This edition of the Fastener Training Minute with Carmen Vertullo was originally published November 19, 2015 as “another war Story about socket set screws” during episode 99 of Fully Threaded Radio.
Hi, everybody, this is Carmen Vertullo with the Fastener Training Minute brought to you by Fastener Training Institute and Carver Consulting.
If you’ve been in one of my classrooms, you will have heard me say that if you ever have a technical question or any kind of question: sales, purchasing, career advice even, send me an email and I will answer it for you.
So I get these questions from time to time, they’re always very informative and interesting, and I call them War Stories. So when we come back we’re going to talk about one of these War Stories that has to do with the use of a socket set screw. You’re going to learn two lessons; one is a technical lesson about set screws, and the other one is a good sales lesson.
One of my students emailed me a question regarding an application with a socket set screw. This was a three-quarter inch by fairly long three or four inch alloy steel socket set screw, and the user was breaking the set screws. And so of course, they thought something was wrong with the set screws and complained to the customer. They sent me a video. I got to see exactly what they were doing.
What they were doing with the set screws were that it was in a structural application where they were screwing them into a blind hole and using them as a stud. They were just going to hang the steel on that stud and put a nut on it and tighten that nut down.
Well, the set screws were breaking, the customer was very frustrated. They had good engineering on this they thought because as you know, socket set screws are very strong. The materials are very hard with that ASTM F912 requirement of 45 to 53 Rockwell C, which is about the hardest threaded fastener that we have.

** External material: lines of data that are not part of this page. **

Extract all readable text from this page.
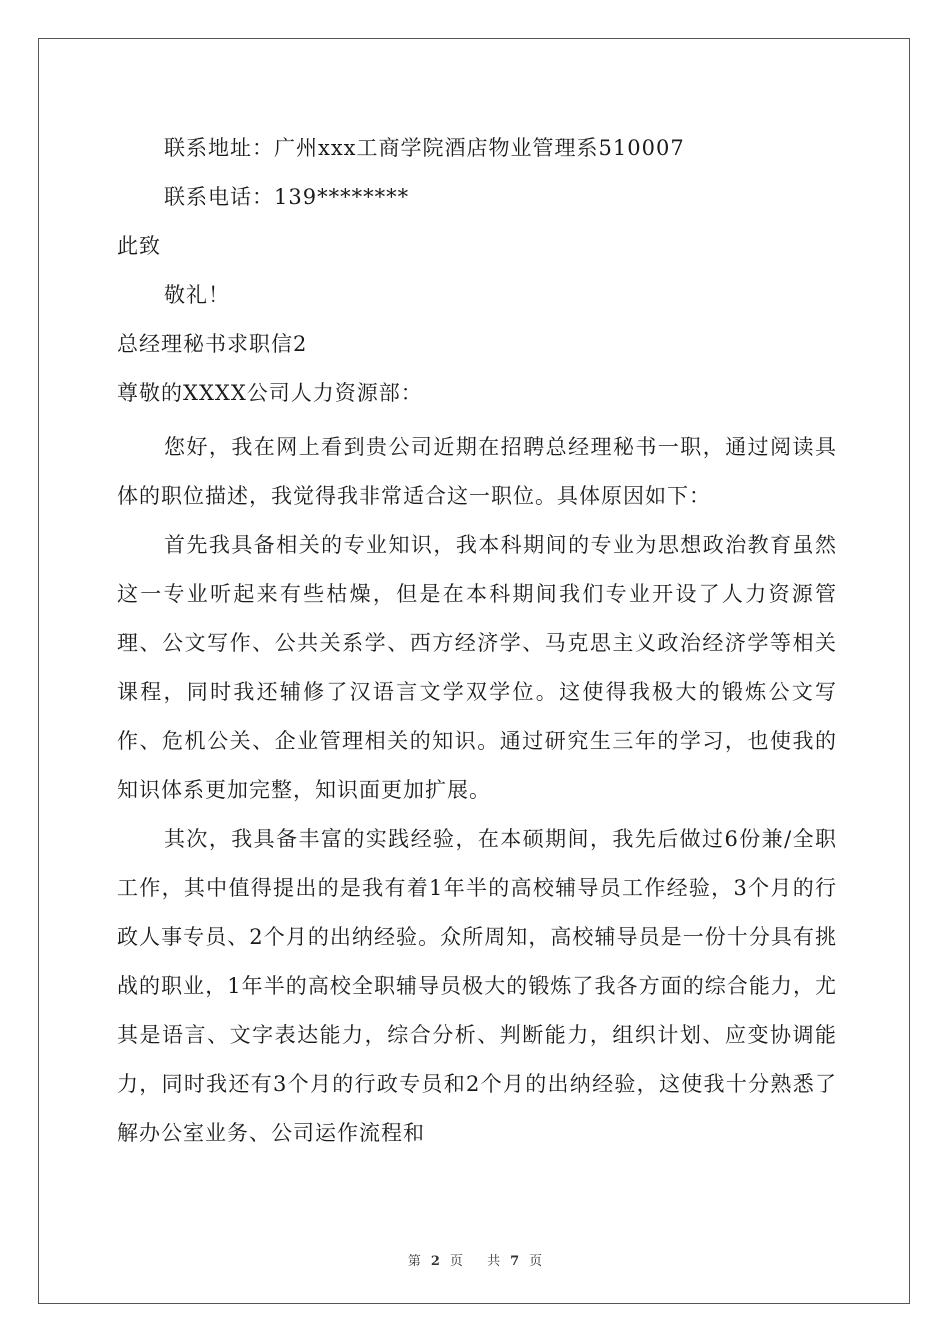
联系地址：广州xxx工商学院酒店物业管理系510007
联系电话：139********
此致
敬礼！
总经理秘书求职信2
尊敬的XXXX公司人力资源部：
您好，我在网上看到贵公司近期在招聘总经理秘书一职，通过阅读具体的职位描述，我觉得我非常适合这一职位。具体原因如下：
首先我具备相关的专业知识，我本科期间的专业为思想政治教育虽然这一专业听起来有些枯燥，但是在本科期间我们专业开设了人力资源管理、公文写作、公共关系学、西方经济学、马克思主义政治经济学等相关课程，同时我还辅修了汉语言文学双学位。这使得我极大的锻炼公文写作、危机公关、企业管理相关的知识。通过研究生三年的学习，也使我的知识体系更加完整，知识面更加扩展。
其次，我具备丰富的实践经验，在本硕期间，我先后做过6份兼/全职工作，其中值得提出的是我有着1年半的高校辅导员工作经验，3个月的行政人事专员、2个月的出纳经验。众所周知，高校辅导员是一份十分具有挑战的职业，1年半的高校全职辅导员极大的锻炼了我各方面的综合能力，尤其是语言、文字表达能力，综合分析、判断能力，组织计划、应变协调能力，同时我还有3个月的行政专员和2个月的出纳经验，这使我十分熟悉了解办公室业务、公司运作流程和
第 2 页 共 7 页
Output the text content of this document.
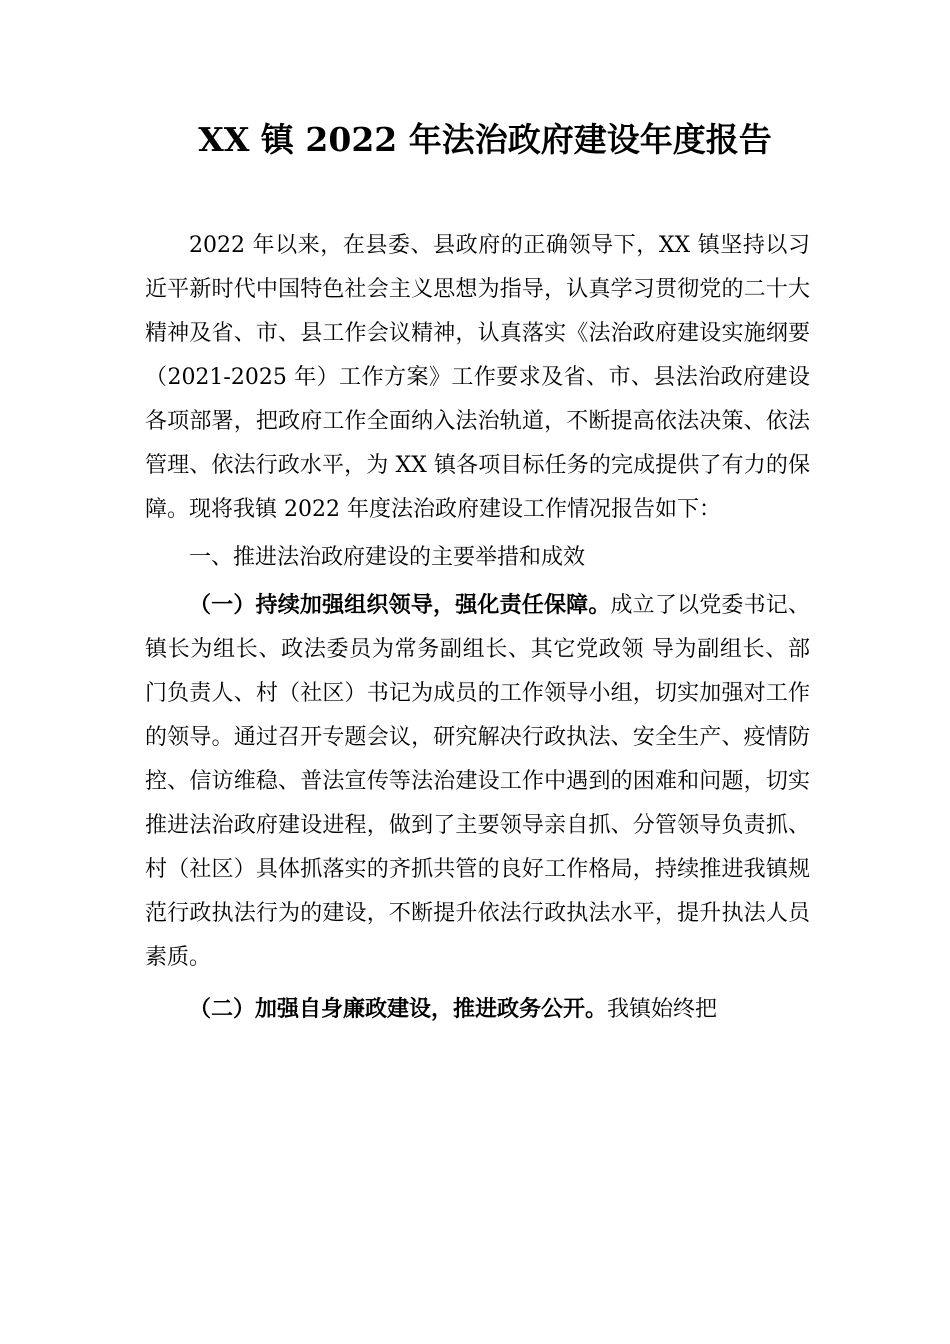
XX 镇 2022 年法治政府建设年度报告

2022 年以来，在县委、县政府的正确领导下，XX 镇坚持以习近平新时代中国特色社会主义思想为指导，认真学习贯彻党的二十大精神及省、市、县工作会议精神，认真落实《法治政府建设实施纲要（2021-2025 年）工作方案》工作要求及省、市、县法治政府建设各项部署，把政府工作全面纳入法治轨道，不断提高依法决策、依法管理、依法行政水平，为 XX 镇各项目标任务的完成提供了有力的保障。现将我镇 2022 年度法治政府建设工作情况报告如下：

一、推进法治政府建设的主要举措和成效

（一）持续加强组织领导，强化责任保障。成立了以党委书记、镇长为组长、政法委员为常务副组长、其它党政领 导为副组长、部门负责人、村（社区）书记为成员的工作领导小组，切实加强对工作的领导。通过召开专题会议，研究解决行政执法、安全生产、疫情防控、信访维稳、普法宣传等法治建设工作中遇到的困难和问题，切实推进法治政府建设进程，做到了主要领导亲自抓、分管领导负责抓、村（社区）具体抓落实的齐抓共管的良好工作格局，持续推进我镇规范行政执法行为的建设，不断提升依法行政执法水平，提升执法人员素质。

（二）加强自身廉政建设，推进政务公开。我镇始终把
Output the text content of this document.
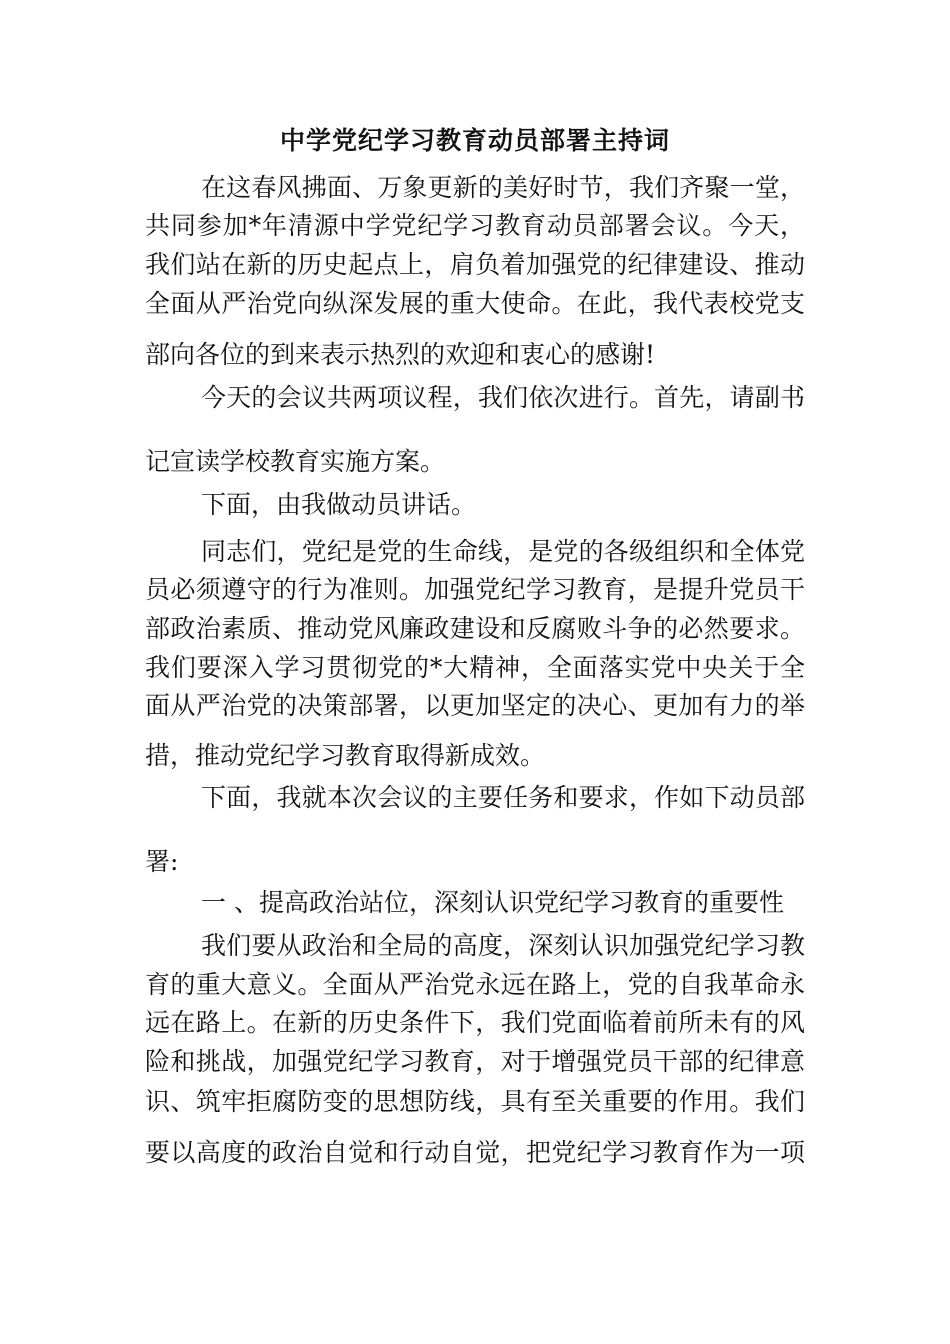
中学党纪学习教育动员部署主持词
在这春风拂面、万象更新的美好时节，我们齐聚一堂，
共同参加*年清源中学党纪学习教育动员部署会议。今天，
我们站在新的历史起点上，肩负着加强党的纪律建设、推动
全面从严治党向纵深发展的重大使命。在此，我代表校党支
部向各位的到来表示热烈的欢迎和衷心的感谢!
今天的会议共两项议程，我们依次进行。首先，请副书
记宣读学校教育实施方案。
下面，由我做动员讲话。
同志们，党纪是党的生命线，是党的各级组织和全体党
员必须遵守的行为准则。加强党纪学习教育，是提升党员干
部政治素质、推动党风廉政建设和反腐败斗争的必然要求。
我们要深入学习贯彻党的*大精神，全面落实党中央关于全
面从严治党的决策部署，以更加坚定的决心、更加有力的举
措，推动党纪学习教育取得新成效。
下面，我就本次会议的主要任务和要求，作如下动员部
署:
一 、提高政治站位，深刻认识党纪学习教育的重要性
我们要从政治和全局的高度，深刻认识加强党纪学习教
育的重大意义。全面从严治党永远在路上，党的自我革命永
远在路上。在新的历史条件下，我们党面临着前所未有的风
险和挑战，加强党纪学习教育，对于增强党员干部的纪律意
识、筑牢拒腐防变的思想防线，具有至关重要的作用。我们
要以高度的政治自觉和行动自觉，把党纪学习教育作为一项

The problem is whenever fasteners in general, or materials are very hard, they also tend to be brittle. So socket set screws are not meant to be used in tensile applications. And that’s what they were doing with this particular set screw.
Sadly, they sent it out to the lab, wasted a bunch of money trying to figure out if something was wrong with the material when in fact there was nothing wrong with the material. It was simply used in the wrong application. We told the customer this information they were happy to hear it. But of course you never want to just say something to the customer regarding their application problem, you want to give them what I like to call an authoritative citation.
And in this case it came from ASTM F912 or IFI Inch Fastener Handbook 9th Edition. Look up page 506 and it says this in paragraph 1.2 “these set screws are intended for compression applications only.” So it’s one thing to say “Hey, I heard it on fully threaded radio” but it’s quite another thing to be able to say ASTM F912 says so.
So those are your two lessons, one is that socket set screws are not made for tensile applications. And the other is that whenever you want to give a customer some technical information, always use an authoritative citation. And if it turns out that you have this situation and it involves a metric set screw, you would go to ISO 898-5 Annex A which says “the use of set screws of hardness of this class under tensile stress is not recommended.”
Thanks for listening. This is been Carmen Vertullo with the Fastener Training Minute.